Aku masih tidak percaya Bunda akan meloloskanku semudah ini. Jadi intinya, aku bercerita jujur ke Bunda tentang semuanya. Tentang Nanda, alasan Nanda mengajakku kuliah di Jepang, dan lain-lain.

Saat aku bercerita, semakin lama wajah Bunda menampakkan wajah sedih, tetapi di akhir ceritaku, wajah Bunda tiba-tiba berubah jadi senang. Entahlah, terkadang seseorang bisa menjadi bunglon tanpa kita ketahui alasannya.

“Jadi, Bunda ngijinin aku?” tanyaku tidak percaya saat itu.

Bunda mengangguk riang sambil tersenyum. Lalu dengan lembut, Bunda mengecup keningku lama sekali. Aku merasa bahwa inilah saat-saat terakhirku dengan wanita terkuat dan terhebat yang pernah aku kenal. Mataku berkaca-kaca lalu memeluk Bunda erat sekali.

“Ser, baik-baik ya Nak disana. Bunda sadar, Bunda gak bisa ngelarang kamu buat ngeraih impian. Tadinya Bunda mau ngasih kejutan kamu yaitu ngasih kabar kalo kamu boleh lanjut S2.

Tapi ternyata, ada orang berhati mulia yang ngasih kamu rejeki, Nak. Bunda seneng banget.”

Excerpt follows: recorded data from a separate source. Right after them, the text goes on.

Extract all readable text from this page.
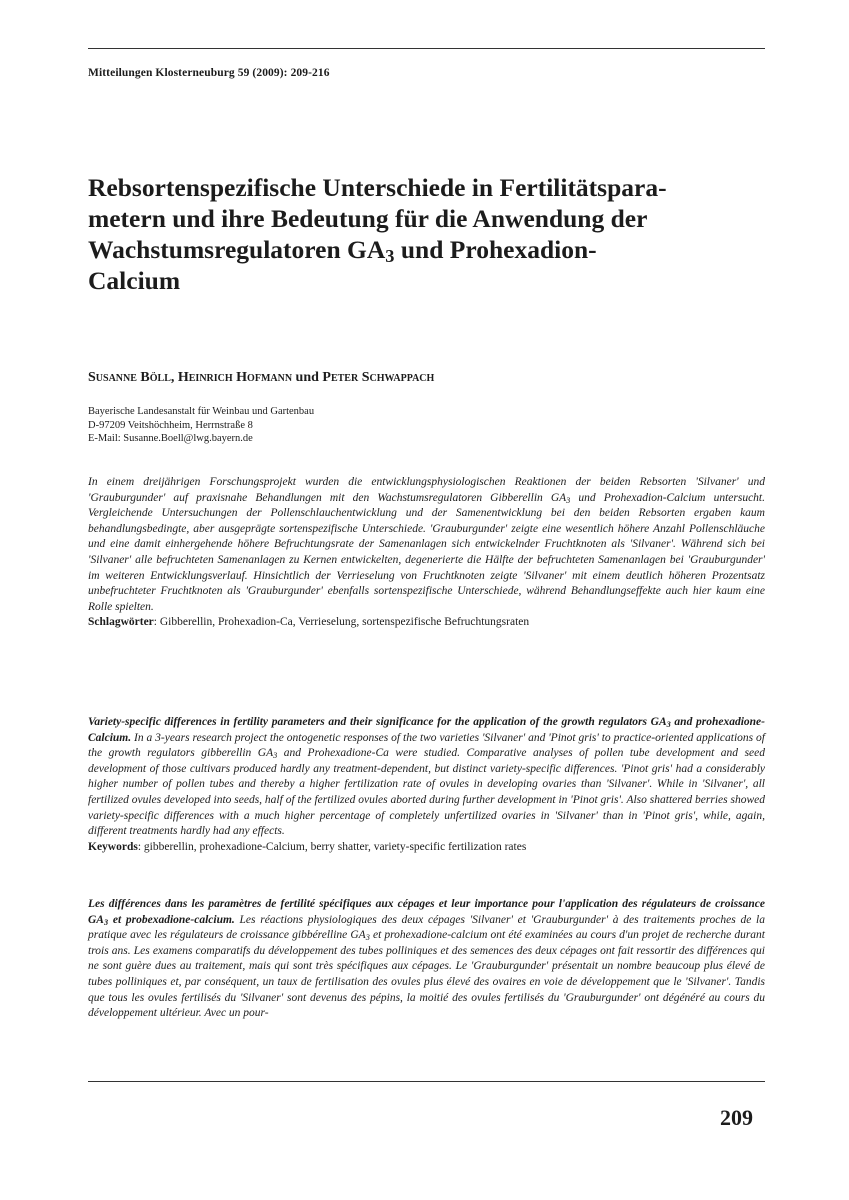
Mitteilungen Klosterneuburg 59 (2009): 209-216
Rebsortenspezifische Unterschiede in Fertilitätspara-
metern und ihre Bedeutung für die Anwendung der
Wachstumsregulatoren $GA_3$ und Prohexadion-
Calcium
Susanne Böll, Heinrich Hofmann und Peter Schwappach
Bayerische Landesanstalt für Weinbau und Gartenbau
D-97209 Veitshöchheim, Herrnstraße 8
E-Mail: Susanne.Boell@lwg.bayern.de

In einem dreijährigen Forschungsprojekt wurden die entwicklungsphysiologischen Reaktionen der beiden Rebsorten 'Silvaner' und 'Grauburgunder' auf praxisnahe Behandlungen mit den Wachstumsregulatoren Gibberellin $GA_3$ und Prohexadion-Calcium untersucht. Vergleichende Untersuchungen der Pollenschlauchentwicklung und der Samenentwicklung bei den beiden Rebsorten ergaben kaum behandlungsbedingte, aber ausgeprägte sortenspezifische Unterschiede. 'Grauburgunder' zeigte eine wesentlich höhere Anzahl Pollenschläuche und eine damit einhergehende höhere Befruchtungsrate der Samenanlagen sich entwickelnder Fruchtknoten als 'Silvaner'. Während sich bei 'Silvaner' alle befruchteten Samenanlagen zu Kernen entwickelten, degenerierte die Hälfte der befruchteten Samenanlagen bei 'Grauburgunder' im weiteren Entwicklungsverlauf. Hinsichtlich der Verrieselung von Fruchtknoten zeigte 'Silvaner' mit einem deutlich höheren Prozentsatz unbefruchteter Fruchtknoten als 'Grauburgunder' ebenfalls sortenspezifische Unterschiede, während Behandlungseffekte auch hier kaum eine Rolle spielten.
Schlagwörter: Gibberellin, Prohexadion-Ca, Verrieselung, sortenspezifische Befruchtungsraten

Variety-specific differences in fertility parameters and their significance for the application of the growth regulators $GA_3$ and prohexadione-Calcium. In a 3-years research project the ontogenetic responses of the two varieties 'Silvaner' and 'Pinot gris' to practice-oriented applications of the growth regulators gibberellin $GA_3$ and Prohexadione-Ca were studied. Comparative analyses of pollen tube development and seed development of those cultivars produced hardly any treatment-dependent, but distinct variety-specific differences. 'Pinot gris' had a considerably higher number of pollen tubes and thereby a higher fertilization rate of ovules in developing ovaries than 'Silvaner'. While in 'Silvaner', all fertilized ovules developed into seeds, half of the fertilized ovules aborted during further development in 'Pinot gris'. Also shattered berries showed variety-specific differences with a much higher percentage of completely unfertilized ovaries in 'Silvaner' than in 'Pinot gris', while, again, different treatments hardly had any effects.
Keywords: gibberellin, prohexadione-Calcium, berry shatter, variety-specific fertilization rates

Les différences dans les paramètres de fertilité spécifiques aux cépages et leur importance pour l'application des régulateurs de croissance $GA_3$ et probexadione-calcium. Les réactions physiologiques des deux cépages 'Silvaner' et 'Grauburgunder' à des traitements proches de la pratique avec les régulateurs de croissance gibbérelline $GA_3$ et prohexadione-calcium ont été examinées au cours d'un projet de recherche durant trois ans. Les examens comparatifs du développement des tubes polliniques et des semences des deux cépages ont fait ressortir des différences qui ne sont guère dues au traitement, mais qui sont très spécifiques aux cépages. Le 'Grauburgunder' présentait un nombre beaucoup plus élevé de tubes polliniques et, par conséquent, un taux de fertilisation des ovules plus élevé des ovaires en voie de développement que le 'Silvaner'. Tandis que tous les ovules fertilisés du 'Silvaner' sont devenus des pépins, la moitié des ovules fertilisés du 'Grauburgunder' ont dégénéré au cours du développement ultérieur. Avec un pour-

209
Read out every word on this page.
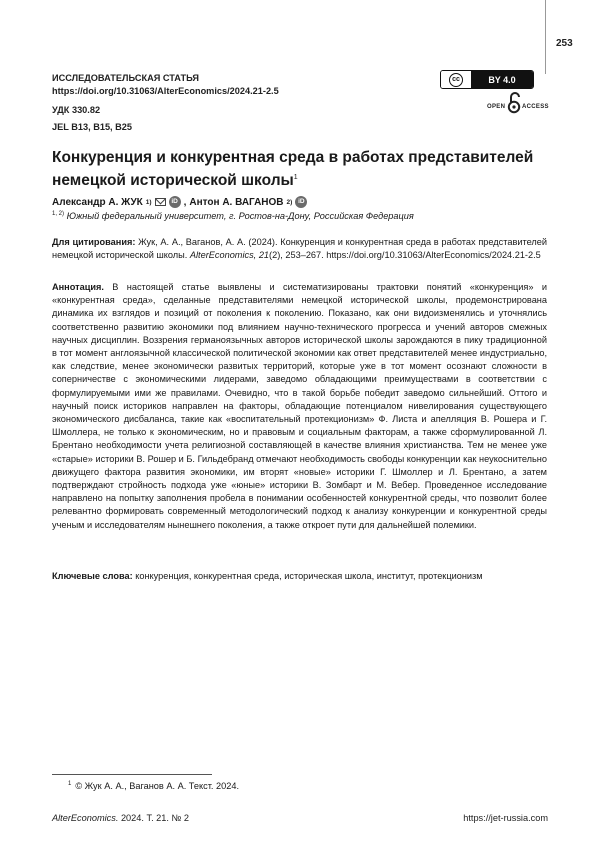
253
ИССЛЕДОВАТЕЛЬСКАЯ СТАТЬЯ
https://doi.org/10.31063/AlterEconomics/2024.21-2.5
УДК 330.82
JEL B13, B15, B25
cc	BY 4.0
OPEN	ACCESS
Конкуренция и конкурентная среда в работах представителей немецкой исторической школы$^1$
Александр А. ЖУК 1)	iD , Антон А. ВАГАНОВ 2) iD
$^{1, 2)}$ Южный федеральный университет, г. Ростов-на-Дону, Российская Федерация
Для цитирования: Жук, А. А., Ваганов, А. А. (2024). Конкуренция и конкурентная среда в работах представителей немецкой исторической школы. AlterEconomics, 21(2), 253–267. https://doi.org/10.31063/AlterEconomics/2024.21-2.5
Аннотация. В настоящей статье выявлены и систематизированы трактовки понятий «конкуренция» и «конкурентная среда», сделанные представителями немецкой исторической школы, продемонстрирована динамика их взглядов и позиций от поколения к поколению. Показано, как они видоизменялись и уточнялись соответственно развитию экономики под влиянием научно-технического прогресса и учений авторов смежных научных дисциплин. Воззрения германоязычных авторов исторической школы зарождаются в пику традиционной в тот момент англоязычной классической политической экономии как ответ представителей менее индустриально, как следствие, менее экономически развитых территорий, которые уже в тот момент осознают сложности в соперничестве с экономическими лидерами, заведомо обладающими преимуществами в соответствии с формулируемыми ими же правилами. Очевидно, что в такой борьбе победит заведомо сильнейший. Оттого и научный поиск историков направлен на факторы, обладающие потенциалом нивелирования существующего экономического дисбаланса, такие как «воспитательный протекционизм» Ф. Листа и апелляция В. Рошера и Г. Шмоллера, не только к экономическим, но и правовым и социальным факторам, а также сформулированной Л. Брентано необходимости учета религиозной составляющей в качестве влияния христианства. Тем не менее уже «старые» историки В. Рошер и Б. Гильдебранд отмечают необходимость свободы конкуренции как неукоснительно движущего фактора развития экономики, им вторят «новые» историки Г. Шмоллер и Л. Брентано, а затем подтверждают стройность подхода уже «юные» историки В. Зомбарт и М. Вебер. Проведенное исследование направлено на попытку заполнения пробела в понимании особенностей конкурентной среды, что позволит более релевантно формировать современный методологический подход к анализу конкуренции и конкурентной среды ученым и исследователям нынешнего поколения, а также откроет пути для дальнейшей полемики.
Ключевые слова: конкуренция, конкурентная среда, историческая школа, институт, протекционизм
$^1$ © Жук А. А., Ваганов А. А. Текст. 2024.
AlterEconomics. 2024. Т. 21. № 2	https://jet-russia.com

Aku mengangguk-ngangguk pelan di pelukan Bunda. Aku pasti akan rindu Yah-Bun dan rumah ini. Aku pasti akan rindu teman-teman futsalku. Aku pasti akan rindu taman perumahanku, tempat orang itu mengucapkan kalimat penghancur bentengku.

Aku pasti akan merindukan apapun yang telah aku patri kenangannnya dihatiku. Khususnya di kota ini.

“Bunda juga seneng, akhirnya kamu bisa melupakan Mas-mas mu itu.”

Seketika itu juga jantungku rasanya berhenti berdetak dan mulutku beku.

Bunda salah besar. Bahkan untuk melupakannya saja hatiku masih perlu berpikir ribuan kali.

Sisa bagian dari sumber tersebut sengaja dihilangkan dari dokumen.